平均取得価格に関しては比較2でも行いましたが、もっと簡単な例で考えてみましょう。
ある投資信託の評価額は1月が100円、2月が110円とします。
定量積立では100口ずつ購入します。すると保有口数200口、平均取得価格105円となりますね。
ドル・コスト平均法では10000円ずつ購入します。
すると保有口数はこのように計算できます。
1月
10000÷100=100(口)
2月
10000÷110=90.91(口)
よって、保有口数は190.91口になります。
平均取得価格に関してはこのように計算します。
(積立金額合計)÷(保有口数)=(平均取得価格)
20000 ÷ 190.91 = 104.76円
よって、平均取得価格は104.76円となります。
定量取引よりもドル・コスト平均法の方が平均取得価格が低いことがわかりますね。
また、このようにドル・コスト平均法で取得価格を平均化していくことにより、一度高値掴みしてしまっても平均化することによって大きな損失につながりません。
これらの3点がドル・コスト平均法のメリットになります。
ドル・コスト平均法のデメリット
- 一方向に動く相場には弱い
- 底値で買うことができない
- 機械的で退屈
一方向に動く相場に関して考えてみる。
毎月評価額が100円上がっていく相場のチャート
このチャートで一括購入とドル・コスト平均法を比較する。
投資金額は12万円で資産の増加の様子を見るとこのようになる。
一見、資産の伸び方はドル・コスト平均法のほうがよく見えるが、縦軸に注目すると一括購入では252000円まで増加している。しかしドル・コスト平均法は171442円までしか増加していない。

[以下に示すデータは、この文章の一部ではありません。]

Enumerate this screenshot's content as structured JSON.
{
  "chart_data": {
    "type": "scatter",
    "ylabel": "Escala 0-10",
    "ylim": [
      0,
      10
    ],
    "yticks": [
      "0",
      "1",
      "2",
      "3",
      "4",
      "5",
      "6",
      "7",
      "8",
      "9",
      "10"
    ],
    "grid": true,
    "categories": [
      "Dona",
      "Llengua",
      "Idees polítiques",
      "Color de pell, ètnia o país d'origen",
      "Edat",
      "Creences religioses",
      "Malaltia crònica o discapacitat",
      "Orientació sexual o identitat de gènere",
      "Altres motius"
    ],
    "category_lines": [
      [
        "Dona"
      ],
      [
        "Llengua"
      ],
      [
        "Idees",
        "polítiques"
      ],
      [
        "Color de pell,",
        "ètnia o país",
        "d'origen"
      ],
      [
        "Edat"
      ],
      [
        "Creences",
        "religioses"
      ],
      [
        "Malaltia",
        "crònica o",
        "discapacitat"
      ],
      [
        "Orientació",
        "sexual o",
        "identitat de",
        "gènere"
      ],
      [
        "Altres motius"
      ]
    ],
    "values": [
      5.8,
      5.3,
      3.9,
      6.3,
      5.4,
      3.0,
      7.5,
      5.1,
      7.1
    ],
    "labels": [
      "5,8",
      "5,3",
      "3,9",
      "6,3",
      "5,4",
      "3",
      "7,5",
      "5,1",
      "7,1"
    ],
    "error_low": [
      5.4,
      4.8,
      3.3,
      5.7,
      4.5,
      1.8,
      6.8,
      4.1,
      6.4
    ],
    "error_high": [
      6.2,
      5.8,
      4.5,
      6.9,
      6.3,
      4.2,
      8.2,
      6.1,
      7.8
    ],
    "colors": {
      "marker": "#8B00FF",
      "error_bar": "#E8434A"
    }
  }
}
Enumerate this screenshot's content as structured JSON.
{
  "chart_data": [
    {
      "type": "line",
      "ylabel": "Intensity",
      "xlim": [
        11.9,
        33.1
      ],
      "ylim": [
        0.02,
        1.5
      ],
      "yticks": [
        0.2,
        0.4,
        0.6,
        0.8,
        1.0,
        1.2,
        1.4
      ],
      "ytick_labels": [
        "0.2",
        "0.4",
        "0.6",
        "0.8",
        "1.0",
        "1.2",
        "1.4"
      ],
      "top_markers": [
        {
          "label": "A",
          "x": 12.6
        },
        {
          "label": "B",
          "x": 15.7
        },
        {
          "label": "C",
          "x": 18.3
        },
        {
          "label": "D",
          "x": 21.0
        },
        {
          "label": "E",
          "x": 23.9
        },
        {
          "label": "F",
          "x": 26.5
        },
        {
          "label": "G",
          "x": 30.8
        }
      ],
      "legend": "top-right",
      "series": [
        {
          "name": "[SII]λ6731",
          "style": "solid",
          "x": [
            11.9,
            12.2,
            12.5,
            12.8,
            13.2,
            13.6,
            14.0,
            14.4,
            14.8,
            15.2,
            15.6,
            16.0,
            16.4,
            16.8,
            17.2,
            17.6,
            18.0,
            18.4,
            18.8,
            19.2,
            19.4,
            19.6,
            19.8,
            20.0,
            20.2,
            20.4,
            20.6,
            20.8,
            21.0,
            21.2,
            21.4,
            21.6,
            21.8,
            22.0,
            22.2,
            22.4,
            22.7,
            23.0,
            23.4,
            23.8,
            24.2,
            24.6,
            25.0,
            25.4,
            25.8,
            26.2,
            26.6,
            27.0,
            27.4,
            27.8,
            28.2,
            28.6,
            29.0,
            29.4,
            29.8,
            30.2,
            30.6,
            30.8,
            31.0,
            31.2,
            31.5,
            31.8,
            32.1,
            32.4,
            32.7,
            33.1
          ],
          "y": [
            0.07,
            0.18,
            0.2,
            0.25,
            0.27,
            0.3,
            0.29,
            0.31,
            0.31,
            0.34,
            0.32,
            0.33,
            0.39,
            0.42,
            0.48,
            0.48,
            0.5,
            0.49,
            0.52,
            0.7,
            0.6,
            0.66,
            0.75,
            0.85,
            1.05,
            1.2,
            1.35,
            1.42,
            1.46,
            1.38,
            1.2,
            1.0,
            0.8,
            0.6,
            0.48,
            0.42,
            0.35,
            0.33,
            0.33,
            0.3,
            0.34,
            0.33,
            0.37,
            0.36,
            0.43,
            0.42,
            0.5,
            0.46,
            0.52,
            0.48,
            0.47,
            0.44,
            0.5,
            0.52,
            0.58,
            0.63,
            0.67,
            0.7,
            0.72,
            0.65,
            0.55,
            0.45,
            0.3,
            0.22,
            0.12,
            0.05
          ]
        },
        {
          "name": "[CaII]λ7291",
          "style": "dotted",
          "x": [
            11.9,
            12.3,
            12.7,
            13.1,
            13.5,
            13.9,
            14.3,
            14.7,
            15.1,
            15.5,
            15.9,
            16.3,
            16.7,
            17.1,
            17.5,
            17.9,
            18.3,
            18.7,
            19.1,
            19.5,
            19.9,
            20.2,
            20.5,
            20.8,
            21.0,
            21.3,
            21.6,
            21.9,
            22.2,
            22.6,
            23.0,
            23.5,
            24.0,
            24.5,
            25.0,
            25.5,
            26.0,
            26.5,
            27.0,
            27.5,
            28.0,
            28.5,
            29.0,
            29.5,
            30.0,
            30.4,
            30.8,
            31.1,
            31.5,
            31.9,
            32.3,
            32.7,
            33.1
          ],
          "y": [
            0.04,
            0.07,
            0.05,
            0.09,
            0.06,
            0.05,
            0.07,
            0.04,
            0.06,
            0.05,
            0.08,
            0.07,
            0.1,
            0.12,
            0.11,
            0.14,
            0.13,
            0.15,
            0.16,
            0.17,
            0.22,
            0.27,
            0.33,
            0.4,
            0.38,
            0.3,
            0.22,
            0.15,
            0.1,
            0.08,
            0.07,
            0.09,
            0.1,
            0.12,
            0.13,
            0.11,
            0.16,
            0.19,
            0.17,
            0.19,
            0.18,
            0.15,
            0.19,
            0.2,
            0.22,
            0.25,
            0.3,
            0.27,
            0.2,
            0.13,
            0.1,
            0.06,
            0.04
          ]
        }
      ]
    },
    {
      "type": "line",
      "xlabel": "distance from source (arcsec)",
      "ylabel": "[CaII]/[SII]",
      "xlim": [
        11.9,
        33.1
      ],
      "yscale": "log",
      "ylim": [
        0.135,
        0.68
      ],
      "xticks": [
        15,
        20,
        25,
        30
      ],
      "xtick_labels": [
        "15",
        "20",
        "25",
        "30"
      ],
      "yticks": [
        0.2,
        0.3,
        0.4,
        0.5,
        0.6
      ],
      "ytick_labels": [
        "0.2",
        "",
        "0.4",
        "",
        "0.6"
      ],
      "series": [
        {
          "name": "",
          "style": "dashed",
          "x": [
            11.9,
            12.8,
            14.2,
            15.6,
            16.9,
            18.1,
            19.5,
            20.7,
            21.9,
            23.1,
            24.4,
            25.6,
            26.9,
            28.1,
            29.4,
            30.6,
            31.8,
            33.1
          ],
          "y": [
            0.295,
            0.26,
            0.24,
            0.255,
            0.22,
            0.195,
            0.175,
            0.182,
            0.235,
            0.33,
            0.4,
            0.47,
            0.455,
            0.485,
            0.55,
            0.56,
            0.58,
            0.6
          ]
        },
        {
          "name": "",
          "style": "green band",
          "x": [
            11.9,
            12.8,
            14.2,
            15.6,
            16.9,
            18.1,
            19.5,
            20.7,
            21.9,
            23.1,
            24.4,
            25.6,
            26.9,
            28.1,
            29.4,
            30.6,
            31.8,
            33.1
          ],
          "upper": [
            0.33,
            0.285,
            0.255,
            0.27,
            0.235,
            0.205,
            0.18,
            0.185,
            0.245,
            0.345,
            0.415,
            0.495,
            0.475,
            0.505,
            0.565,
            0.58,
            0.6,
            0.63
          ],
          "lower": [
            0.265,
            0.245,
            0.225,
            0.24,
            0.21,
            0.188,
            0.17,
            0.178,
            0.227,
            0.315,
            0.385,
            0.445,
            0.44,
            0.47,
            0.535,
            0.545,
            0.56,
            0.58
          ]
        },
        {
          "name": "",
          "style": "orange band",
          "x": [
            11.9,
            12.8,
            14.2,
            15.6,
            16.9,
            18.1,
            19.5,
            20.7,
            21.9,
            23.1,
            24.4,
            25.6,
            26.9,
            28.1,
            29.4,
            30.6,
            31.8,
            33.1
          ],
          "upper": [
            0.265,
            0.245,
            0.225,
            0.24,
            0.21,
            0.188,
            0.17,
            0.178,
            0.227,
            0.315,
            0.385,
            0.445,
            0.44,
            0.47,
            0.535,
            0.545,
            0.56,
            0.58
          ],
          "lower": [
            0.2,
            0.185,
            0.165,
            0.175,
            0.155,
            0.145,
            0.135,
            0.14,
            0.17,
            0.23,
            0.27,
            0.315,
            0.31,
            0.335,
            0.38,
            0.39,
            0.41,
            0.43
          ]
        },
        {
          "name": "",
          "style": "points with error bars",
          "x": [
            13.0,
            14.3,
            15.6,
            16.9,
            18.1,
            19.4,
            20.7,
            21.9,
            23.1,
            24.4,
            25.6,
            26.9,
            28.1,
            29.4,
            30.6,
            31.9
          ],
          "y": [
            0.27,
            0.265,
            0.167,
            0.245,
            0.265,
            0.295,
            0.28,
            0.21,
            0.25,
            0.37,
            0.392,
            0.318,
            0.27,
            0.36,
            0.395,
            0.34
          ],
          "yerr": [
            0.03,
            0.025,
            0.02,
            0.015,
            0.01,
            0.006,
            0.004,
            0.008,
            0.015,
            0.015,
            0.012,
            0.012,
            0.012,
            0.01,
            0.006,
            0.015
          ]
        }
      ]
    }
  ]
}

このように一方向に動く相場に対してドル・コスト平均法は一過t購入に劣るのだ。
ドル・コスト平均法の落とし穴
ここまでドル・コスト平均法について考えてきた。
極端な利益は得られないが優秀な投資法であることは理解していただけただろうか?
ほとんどの方は「とりあえずドル・コスト平均法使えばいいんじゃない?」
と思うだろう。
しかし、現実で運用するときに気を付けることがある。
それは
手数料
である。
ドル・コスト平均法は購入回数が増えるので取引ごとに発生する類の手数料がかさんでしまう。手数料は投資リターンを下げる原因となる。
ドル・コスト平均法で積立を行う際は、出来るだけ手数料の安い商品を選ぼう。
ドル・コスト平均法は万能な投資手法ではない。
あくまでも、数多くある投資法のうちの一つである。
まとめ
ドル・コスト平均法は「定期的に一定額ごと」に購入していく積立投資の手法の一つでした。
メリットは
- 定量積立に比べて平均取得価格を安くできる。
- 高値掴みをするリスクを大幅に低減できる。
- 相場環境に左右されずに取引ができるため、人の感情が入らない。
デメリットは
- 一方向に動く相場には弱い
- 底値で買うことができない
- 機械的で退屈
注意点は、「手数料の安いものを選ぶ」でした。